My head is too confused just now with this conflicting evidence to plan any line of action. As a relief, let us examine your friend and hear what she has to say."
Diana assented, and touched the bell.
Shortly, Miss Tyler appeared, ushered in by a nervous waiter, to whom it would seem she had addressed a sharp admonition on his want of deference.
Immediately on entering she pounced down on Miss Vrain like a hawk on a dove, pecked her on both cheeks, addressed her as "my dearest Di," and finally permitted herself, with downcast eyes and a modest demeanour, to be introduced to Lucian.
It might be inferred from the foregoing description that Miss Tyler was a young and ardent damsel in her teens; whereas she was considerably nearer forty than thirty, and possessed an uncomely aspect unpleasing to male eyes.
Her own were of a cold grey, her lips were thin, her waist pinched in, and—as the natural consequence of tight lacing—her nose was red.
Her scanty hair was drawn off her high forehead very tightly, and screwed into a cast-iron knob at the nape of her long neck; and she smiled occasionally in an acid manner, with many teeth.
She wore a plainly-made green dress, with a toby frill; and a large silver cross dangled on her flat bosom.
Altogether, she was about as venomous a specimen of an unappropriated blessing as can well be imagined.
"Bella," said Miss Vrain to this unattractive female, "for certain reasons, which I may tell you hereafter, Mr. Denzil wishes to know if Mrs. Vrain was at Berwin Manor on Christmas Eve."
"Of course she was not, dearest Di," said Bella, drooping her elderly head on one scraggy shoulder, with an acid smile. "Didn't I tell you so?
I was asked by Lydia—alas!
I wish I could say my dearest Lydia—to spend Christmas at Berwin Manor.
She invited me for my singing and playing, you know: and as we all have to make ourselves agreeable, I came to see her.
On the day before Christmas she received a letter by the early post which seemed to upset her a great deal, and told me she would have to run up to town on business.
She did, and stayed all night, and came down next morning to keep Christmas.
I thought it very strange."
"What was her business in town, Miss Tyler?" asked Lucian.
"Oh, she didn't tell me," said Bella, tossing her head, "at least not directly, but I gathered from what she said that something was wrong with poor dear Mr.
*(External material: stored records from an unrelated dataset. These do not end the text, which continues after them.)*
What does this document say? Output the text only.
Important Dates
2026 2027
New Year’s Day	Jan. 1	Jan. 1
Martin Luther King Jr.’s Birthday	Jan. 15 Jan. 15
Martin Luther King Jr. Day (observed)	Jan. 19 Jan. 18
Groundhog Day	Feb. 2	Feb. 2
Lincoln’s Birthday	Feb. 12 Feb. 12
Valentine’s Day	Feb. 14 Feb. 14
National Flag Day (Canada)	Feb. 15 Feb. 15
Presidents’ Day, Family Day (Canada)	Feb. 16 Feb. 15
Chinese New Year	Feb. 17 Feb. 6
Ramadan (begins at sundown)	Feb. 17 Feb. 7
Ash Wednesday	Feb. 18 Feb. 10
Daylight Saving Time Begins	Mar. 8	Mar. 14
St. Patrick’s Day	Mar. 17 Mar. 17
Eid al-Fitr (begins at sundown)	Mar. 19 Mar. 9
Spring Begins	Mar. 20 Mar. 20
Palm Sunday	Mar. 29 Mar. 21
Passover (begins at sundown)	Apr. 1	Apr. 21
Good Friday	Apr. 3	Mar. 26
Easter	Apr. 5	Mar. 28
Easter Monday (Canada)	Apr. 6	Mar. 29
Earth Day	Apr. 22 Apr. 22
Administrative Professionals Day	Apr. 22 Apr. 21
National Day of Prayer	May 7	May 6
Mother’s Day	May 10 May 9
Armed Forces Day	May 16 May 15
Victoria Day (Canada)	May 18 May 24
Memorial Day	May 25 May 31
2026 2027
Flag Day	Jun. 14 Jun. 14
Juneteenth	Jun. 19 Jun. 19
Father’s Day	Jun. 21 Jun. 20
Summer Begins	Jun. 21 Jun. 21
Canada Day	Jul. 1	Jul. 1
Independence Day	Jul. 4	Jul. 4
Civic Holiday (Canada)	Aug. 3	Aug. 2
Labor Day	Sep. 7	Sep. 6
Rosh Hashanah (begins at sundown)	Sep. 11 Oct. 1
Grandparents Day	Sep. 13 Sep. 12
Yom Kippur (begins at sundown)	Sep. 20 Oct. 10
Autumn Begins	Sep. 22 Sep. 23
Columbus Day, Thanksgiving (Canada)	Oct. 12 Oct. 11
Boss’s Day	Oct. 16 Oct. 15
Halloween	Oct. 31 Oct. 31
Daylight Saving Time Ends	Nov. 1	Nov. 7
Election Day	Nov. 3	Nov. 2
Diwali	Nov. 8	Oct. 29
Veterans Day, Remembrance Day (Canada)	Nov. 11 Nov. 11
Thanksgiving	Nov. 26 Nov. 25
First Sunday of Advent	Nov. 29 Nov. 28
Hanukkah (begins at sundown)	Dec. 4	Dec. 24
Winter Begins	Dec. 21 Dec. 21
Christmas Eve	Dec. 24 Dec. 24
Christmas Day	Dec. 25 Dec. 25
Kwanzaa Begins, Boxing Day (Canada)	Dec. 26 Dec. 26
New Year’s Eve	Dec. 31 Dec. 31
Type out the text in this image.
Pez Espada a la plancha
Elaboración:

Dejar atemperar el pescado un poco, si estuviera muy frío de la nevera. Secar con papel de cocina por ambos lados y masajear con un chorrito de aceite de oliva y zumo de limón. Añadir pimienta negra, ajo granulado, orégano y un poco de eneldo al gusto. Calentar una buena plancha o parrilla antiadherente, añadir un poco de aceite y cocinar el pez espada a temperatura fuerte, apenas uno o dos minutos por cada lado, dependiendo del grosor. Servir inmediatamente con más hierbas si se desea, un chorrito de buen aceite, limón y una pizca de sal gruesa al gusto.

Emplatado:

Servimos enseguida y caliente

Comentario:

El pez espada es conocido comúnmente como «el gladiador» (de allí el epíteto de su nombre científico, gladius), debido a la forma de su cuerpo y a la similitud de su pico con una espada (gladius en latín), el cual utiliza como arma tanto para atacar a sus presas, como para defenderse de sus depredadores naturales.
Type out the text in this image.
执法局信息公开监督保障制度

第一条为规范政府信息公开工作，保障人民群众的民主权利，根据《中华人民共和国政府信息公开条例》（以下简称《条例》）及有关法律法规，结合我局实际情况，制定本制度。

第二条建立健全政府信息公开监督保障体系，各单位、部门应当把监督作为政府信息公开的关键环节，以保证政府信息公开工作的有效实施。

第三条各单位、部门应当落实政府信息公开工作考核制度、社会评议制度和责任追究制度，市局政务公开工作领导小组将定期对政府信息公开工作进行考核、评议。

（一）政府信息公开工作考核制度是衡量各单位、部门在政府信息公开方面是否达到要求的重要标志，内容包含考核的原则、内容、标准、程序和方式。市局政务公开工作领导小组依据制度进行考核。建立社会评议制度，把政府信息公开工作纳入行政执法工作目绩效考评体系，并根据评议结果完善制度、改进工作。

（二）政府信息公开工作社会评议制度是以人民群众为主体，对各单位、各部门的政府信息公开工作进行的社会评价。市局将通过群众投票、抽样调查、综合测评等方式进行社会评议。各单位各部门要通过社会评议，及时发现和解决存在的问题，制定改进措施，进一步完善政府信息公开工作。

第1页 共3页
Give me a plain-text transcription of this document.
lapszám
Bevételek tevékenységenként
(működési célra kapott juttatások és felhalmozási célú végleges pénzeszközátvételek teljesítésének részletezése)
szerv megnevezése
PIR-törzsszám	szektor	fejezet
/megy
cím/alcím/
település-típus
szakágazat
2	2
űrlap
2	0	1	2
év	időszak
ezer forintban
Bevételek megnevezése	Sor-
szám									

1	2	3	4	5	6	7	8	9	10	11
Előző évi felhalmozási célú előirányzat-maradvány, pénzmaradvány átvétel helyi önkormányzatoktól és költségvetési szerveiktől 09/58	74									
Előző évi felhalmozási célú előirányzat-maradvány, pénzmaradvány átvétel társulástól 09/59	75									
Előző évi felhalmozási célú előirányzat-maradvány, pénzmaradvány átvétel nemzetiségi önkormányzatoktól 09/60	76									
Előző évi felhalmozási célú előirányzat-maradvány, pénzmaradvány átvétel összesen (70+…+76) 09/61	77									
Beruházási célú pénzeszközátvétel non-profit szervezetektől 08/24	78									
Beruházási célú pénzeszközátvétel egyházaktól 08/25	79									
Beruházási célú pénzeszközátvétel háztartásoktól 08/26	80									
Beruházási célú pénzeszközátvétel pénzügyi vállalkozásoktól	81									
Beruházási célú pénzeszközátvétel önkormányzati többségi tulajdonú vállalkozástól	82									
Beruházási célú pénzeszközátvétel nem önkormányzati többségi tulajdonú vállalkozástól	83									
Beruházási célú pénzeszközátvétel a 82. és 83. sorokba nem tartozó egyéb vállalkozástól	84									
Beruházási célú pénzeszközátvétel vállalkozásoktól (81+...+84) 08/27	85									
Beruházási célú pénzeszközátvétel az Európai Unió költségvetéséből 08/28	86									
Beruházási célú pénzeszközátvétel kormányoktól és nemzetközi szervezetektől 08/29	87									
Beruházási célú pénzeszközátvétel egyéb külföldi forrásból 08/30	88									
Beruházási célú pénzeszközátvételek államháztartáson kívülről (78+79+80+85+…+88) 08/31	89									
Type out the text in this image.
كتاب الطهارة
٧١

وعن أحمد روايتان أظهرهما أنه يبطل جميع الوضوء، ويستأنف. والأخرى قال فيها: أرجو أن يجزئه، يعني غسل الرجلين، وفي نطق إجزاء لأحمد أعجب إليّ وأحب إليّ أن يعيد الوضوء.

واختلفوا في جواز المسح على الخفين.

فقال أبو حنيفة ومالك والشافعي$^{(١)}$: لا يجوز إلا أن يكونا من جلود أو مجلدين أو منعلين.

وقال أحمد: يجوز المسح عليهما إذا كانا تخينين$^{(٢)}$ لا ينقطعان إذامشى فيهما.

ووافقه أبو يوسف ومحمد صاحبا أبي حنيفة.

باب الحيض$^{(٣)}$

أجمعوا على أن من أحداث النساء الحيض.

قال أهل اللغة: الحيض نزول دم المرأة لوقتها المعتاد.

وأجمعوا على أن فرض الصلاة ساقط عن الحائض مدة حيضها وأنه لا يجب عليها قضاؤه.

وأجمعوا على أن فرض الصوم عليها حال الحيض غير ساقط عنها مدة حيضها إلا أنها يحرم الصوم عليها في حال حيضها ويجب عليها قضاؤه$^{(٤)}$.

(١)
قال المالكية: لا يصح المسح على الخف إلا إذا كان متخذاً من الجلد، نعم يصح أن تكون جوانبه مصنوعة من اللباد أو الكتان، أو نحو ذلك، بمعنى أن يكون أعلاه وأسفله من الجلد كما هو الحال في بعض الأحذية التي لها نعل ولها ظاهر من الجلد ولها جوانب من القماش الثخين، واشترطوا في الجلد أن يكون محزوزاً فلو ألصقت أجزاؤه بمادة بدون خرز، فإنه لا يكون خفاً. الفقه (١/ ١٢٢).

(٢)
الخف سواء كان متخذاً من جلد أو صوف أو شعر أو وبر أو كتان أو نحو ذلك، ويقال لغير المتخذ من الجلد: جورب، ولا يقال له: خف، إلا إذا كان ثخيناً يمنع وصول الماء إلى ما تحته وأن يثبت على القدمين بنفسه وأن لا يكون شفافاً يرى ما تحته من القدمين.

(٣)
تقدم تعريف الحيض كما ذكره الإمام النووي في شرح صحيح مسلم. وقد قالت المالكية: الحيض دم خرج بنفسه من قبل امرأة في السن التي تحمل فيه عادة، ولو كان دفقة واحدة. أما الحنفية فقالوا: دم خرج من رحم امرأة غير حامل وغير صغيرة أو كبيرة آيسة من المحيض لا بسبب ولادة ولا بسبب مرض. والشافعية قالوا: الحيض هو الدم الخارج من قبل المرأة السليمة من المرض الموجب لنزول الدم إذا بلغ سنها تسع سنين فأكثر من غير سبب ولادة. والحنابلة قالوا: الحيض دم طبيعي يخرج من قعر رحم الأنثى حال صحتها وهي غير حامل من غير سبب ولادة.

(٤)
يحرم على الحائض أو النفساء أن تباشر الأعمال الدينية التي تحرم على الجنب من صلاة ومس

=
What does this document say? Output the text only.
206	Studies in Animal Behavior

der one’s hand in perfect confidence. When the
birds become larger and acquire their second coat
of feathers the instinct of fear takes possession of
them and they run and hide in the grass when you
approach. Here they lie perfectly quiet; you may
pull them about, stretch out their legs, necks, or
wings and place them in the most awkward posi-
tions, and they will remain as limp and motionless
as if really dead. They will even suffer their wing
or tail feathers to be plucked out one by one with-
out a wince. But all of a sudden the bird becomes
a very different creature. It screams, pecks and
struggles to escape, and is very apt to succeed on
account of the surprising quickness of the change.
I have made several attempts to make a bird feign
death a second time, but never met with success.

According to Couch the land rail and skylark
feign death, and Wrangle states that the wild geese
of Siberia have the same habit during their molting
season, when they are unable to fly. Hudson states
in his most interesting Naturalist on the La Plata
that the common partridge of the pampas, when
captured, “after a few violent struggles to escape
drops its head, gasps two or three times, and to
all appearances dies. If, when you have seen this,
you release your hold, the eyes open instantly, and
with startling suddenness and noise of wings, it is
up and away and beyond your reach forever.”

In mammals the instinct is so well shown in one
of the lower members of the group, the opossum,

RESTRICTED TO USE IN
Clyne—her father, you know, dearest Di."
"Was the letter from him?"
"Oh, I couldn't say that, Mr. Denzil, as I don't know, and I never speak by hearsay.
So much mischief is done in the world by people repeating idle tales of which they are not sure."
"Was Count Ferruci at Berwin Manor at the time?"
"Oh, dear me, no, Di!
I told you that he was up in London the whole of Christmas week.